Gewerkschaft IG Bau fordert Info-Kampagne
„Altbauten im Rhein-Lahn-Kreis sind ein tonnenschweres Asbestlager. Die krebserregende Mineralfaser steckt in vielen Baustoffen. Die Asbestfallen lauern überall: Asbest ist oft im Putz und sogar in Spachtelmassen und Fliesenklebern. Vor allem aber im Asbestzement. Daraus wurden vorwiegend Rohre, Fassadenverkleidungen und Dacheindeckungen gemacht. Eternit war typisch für den Westen, Baufanit für den Osten“, sagt Gordon Deneu. Ein großes Problem sei Spritzasbest: „Hier sind die Asbestfasern schwächer gebunden. Sie können deshalb leichter freigesetzt werden. Vor allem Aufzugsschächte sowie Schächte mit Versorgungs- und Entsorgungsleitungen wurden früher intensiv mit Spritzasbest verkleidet“, erklärt Deneu.

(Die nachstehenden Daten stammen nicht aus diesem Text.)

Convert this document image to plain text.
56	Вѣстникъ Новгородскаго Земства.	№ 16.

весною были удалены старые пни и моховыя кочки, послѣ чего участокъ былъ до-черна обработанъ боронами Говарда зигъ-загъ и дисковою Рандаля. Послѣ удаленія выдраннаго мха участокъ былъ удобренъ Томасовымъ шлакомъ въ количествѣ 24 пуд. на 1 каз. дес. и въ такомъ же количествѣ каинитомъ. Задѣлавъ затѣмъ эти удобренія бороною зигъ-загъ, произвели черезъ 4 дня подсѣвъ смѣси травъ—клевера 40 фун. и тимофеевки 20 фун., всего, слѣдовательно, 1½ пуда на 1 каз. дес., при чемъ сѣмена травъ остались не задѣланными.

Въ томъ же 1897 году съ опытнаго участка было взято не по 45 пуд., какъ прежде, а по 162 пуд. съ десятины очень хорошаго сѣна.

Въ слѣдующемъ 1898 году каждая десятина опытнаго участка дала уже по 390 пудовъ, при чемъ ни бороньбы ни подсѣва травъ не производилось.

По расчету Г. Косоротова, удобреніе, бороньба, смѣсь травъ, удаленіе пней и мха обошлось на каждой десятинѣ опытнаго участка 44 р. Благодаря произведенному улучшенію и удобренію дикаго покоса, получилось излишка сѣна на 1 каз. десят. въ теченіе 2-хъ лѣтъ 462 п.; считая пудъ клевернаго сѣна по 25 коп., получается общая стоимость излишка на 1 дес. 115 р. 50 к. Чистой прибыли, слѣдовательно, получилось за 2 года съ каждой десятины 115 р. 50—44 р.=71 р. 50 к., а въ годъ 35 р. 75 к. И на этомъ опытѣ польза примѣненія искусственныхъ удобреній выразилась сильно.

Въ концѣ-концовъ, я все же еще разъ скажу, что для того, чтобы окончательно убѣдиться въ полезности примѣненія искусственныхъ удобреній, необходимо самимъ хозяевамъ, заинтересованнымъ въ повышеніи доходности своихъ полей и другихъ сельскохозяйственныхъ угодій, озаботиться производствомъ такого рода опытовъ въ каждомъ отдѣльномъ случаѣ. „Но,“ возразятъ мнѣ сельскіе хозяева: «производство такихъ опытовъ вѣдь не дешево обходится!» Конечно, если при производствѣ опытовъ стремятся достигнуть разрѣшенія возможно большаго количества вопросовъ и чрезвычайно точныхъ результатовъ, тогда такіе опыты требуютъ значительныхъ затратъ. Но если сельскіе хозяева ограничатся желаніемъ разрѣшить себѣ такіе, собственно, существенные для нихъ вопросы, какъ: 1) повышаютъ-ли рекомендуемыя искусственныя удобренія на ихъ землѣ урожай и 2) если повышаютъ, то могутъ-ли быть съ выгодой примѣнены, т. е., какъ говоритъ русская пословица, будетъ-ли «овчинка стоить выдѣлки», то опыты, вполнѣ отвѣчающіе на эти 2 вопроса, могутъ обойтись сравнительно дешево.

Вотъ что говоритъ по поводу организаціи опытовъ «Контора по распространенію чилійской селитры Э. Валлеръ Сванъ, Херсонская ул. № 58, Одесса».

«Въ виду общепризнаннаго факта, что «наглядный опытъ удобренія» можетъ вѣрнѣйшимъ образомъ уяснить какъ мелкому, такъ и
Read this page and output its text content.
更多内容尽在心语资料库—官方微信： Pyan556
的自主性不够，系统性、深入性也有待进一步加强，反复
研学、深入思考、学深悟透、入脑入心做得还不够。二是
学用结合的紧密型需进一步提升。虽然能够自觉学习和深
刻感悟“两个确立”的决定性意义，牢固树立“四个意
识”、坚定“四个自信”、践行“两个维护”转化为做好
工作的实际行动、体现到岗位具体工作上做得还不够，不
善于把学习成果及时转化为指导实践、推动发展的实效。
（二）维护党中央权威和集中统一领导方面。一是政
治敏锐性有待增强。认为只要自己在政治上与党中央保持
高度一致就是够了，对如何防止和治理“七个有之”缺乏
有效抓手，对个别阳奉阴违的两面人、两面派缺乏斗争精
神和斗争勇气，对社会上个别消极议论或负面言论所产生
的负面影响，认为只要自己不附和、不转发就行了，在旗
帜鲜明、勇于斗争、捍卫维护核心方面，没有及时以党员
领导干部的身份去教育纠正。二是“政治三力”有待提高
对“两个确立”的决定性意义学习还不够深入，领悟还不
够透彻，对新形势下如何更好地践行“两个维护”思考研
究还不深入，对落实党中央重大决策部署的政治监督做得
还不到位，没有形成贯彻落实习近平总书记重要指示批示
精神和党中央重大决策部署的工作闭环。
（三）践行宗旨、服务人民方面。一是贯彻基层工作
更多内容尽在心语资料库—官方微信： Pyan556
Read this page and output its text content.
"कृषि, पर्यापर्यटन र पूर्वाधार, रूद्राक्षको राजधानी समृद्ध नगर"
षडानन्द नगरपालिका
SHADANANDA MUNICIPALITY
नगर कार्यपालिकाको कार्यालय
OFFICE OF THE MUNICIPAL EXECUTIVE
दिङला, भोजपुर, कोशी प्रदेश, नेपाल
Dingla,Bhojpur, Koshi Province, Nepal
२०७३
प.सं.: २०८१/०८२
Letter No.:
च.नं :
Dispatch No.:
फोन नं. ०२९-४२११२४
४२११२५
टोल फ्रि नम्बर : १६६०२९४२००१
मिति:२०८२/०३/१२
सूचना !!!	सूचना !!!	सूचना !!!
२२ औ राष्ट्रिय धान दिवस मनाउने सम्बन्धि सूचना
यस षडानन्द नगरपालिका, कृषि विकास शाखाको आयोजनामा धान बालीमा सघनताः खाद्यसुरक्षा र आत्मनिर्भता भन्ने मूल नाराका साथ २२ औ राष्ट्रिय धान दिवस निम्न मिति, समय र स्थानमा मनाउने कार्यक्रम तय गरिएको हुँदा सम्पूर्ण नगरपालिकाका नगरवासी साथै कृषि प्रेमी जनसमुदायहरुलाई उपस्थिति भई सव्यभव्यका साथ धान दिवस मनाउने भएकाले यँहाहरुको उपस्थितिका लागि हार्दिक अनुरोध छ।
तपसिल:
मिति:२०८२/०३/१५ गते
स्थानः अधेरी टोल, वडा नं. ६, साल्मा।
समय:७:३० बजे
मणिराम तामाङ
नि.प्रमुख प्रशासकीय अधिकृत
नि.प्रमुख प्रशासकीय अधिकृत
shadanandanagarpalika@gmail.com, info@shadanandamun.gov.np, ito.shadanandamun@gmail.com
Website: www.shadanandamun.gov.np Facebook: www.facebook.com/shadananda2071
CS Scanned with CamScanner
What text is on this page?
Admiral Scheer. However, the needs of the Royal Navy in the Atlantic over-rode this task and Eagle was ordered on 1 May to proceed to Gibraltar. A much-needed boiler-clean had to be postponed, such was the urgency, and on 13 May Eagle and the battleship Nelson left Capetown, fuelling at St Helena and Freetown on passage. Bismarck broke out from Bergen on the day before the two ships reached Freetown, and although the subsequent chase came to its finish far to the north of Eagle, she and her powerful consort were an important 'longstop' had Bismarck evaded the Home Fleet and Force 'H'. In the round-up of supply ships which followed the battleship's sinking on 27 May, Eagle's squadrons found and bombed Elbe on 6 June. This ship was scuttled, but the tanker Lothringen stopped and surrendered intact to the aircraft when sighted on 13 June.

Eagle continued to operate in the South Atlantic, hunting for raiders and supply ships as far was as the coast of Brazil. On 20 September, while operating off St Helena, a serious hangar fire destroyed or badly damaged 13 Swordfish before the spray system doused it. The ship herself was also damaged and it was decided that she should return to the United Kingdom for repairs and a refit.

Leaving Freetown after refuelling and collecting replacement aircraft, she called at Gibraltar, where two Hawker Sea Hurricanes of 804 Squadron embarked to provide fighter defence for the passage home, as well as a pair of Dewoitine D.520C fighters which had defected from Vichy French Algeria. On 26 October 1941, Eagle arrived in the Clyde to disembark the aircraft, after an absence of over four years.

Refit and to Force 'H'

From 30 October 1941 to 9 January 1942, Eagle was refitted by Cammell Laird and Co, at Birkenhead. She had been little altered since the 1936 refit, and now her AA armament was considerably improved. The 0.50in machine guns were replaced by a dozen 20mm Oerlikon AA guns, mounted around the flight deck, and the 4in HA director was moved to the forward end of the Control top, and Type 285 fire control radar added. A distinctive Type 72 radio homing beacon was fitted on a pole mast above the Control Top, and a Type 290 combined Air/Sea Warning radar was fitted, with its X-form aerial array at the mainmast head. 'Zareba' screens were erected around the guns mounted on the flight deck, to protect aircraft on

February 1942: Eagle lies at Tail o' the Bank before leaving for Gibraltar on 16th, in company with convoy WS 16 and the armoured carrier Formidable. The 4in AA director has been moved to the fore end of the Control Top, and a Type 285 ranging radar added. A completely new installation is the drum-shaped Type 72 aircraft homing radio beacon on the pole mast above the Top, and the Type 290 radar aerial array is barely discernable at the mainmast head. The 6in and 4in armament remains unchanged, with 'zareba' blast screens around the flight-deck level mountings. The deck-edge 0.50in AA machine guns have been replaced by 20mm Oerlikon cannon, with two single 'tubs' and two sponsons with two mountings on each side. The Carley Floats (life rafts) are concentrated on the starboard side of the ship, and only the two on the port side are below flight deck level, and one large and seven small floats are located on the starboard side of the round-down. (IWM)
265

Die IG Bau spricht von einer neuen „Asbestgefahr“: „Wir stehen am Anfang von zwei Sanierungsjahrzehnten. Die energetische Gebäudesanierung wird enorm an Fahrt aufnehmen. Um die Klimaschutzziele zu erreichen, wird auch im Rhein-Lahn-Kreis in den nächsten Jahren ein Großteil der Altbauten angefasst.“ Dabei bleibe es in den meisten Fällen nicht bei einer reinen Energiesparsanierung: „Wohnhäuser werden modernisiert, senioren- und familiengerecht umgebaut. Es wird angebaut und aufgestockt, um mehr Wohnraum zu bekommen“, so Deneu.
Die IG BAU will der drohenden Asbestwelle auf dem Bau jetzt mit einem Maßnahmenpaket entgegentreten. Die Bau-Gewerkschaft hat dazu eine bundesweite Asbestcharta mit zentralen Forderungen für mehr Schutz vor Asbest vorgelegt. Gewerkschafter Deneu fordert einen Schadstoffgebäudepass mit unterschiedlichen Gefahrenstufen für die jeweilige Asbestbelastung eines Gebäudes. „Jeder Bauarbeiter und jeder Heimwerker muss wissen, auf was er sich einlässt, wenn er Fliesen abschlägt, Wände einreißt oder Fassaden saniert“, so Gordon Deneu.
Er plädiert außerdem für eine staatliche Sanierungsprämie. Dazu müsse der Bund ein KfW-Förderprogramm „Asbestsanierung“ schaffen. „Das hilft, Kosten abzufedern, die bei einer beispielsweise energetischen oder altersgerechten Gebäudesanierung in asbestbelasteten Wohnhäusern zusätzlich entstehen. Außerdem ließe sich damit auch eine ordnungsgemäße Entsorgung von alten Asbestbaustoffen sicherstellen“, so Deneu. Die Gewerkschaft fordert deshalb eine intensive Asbestaufklärung.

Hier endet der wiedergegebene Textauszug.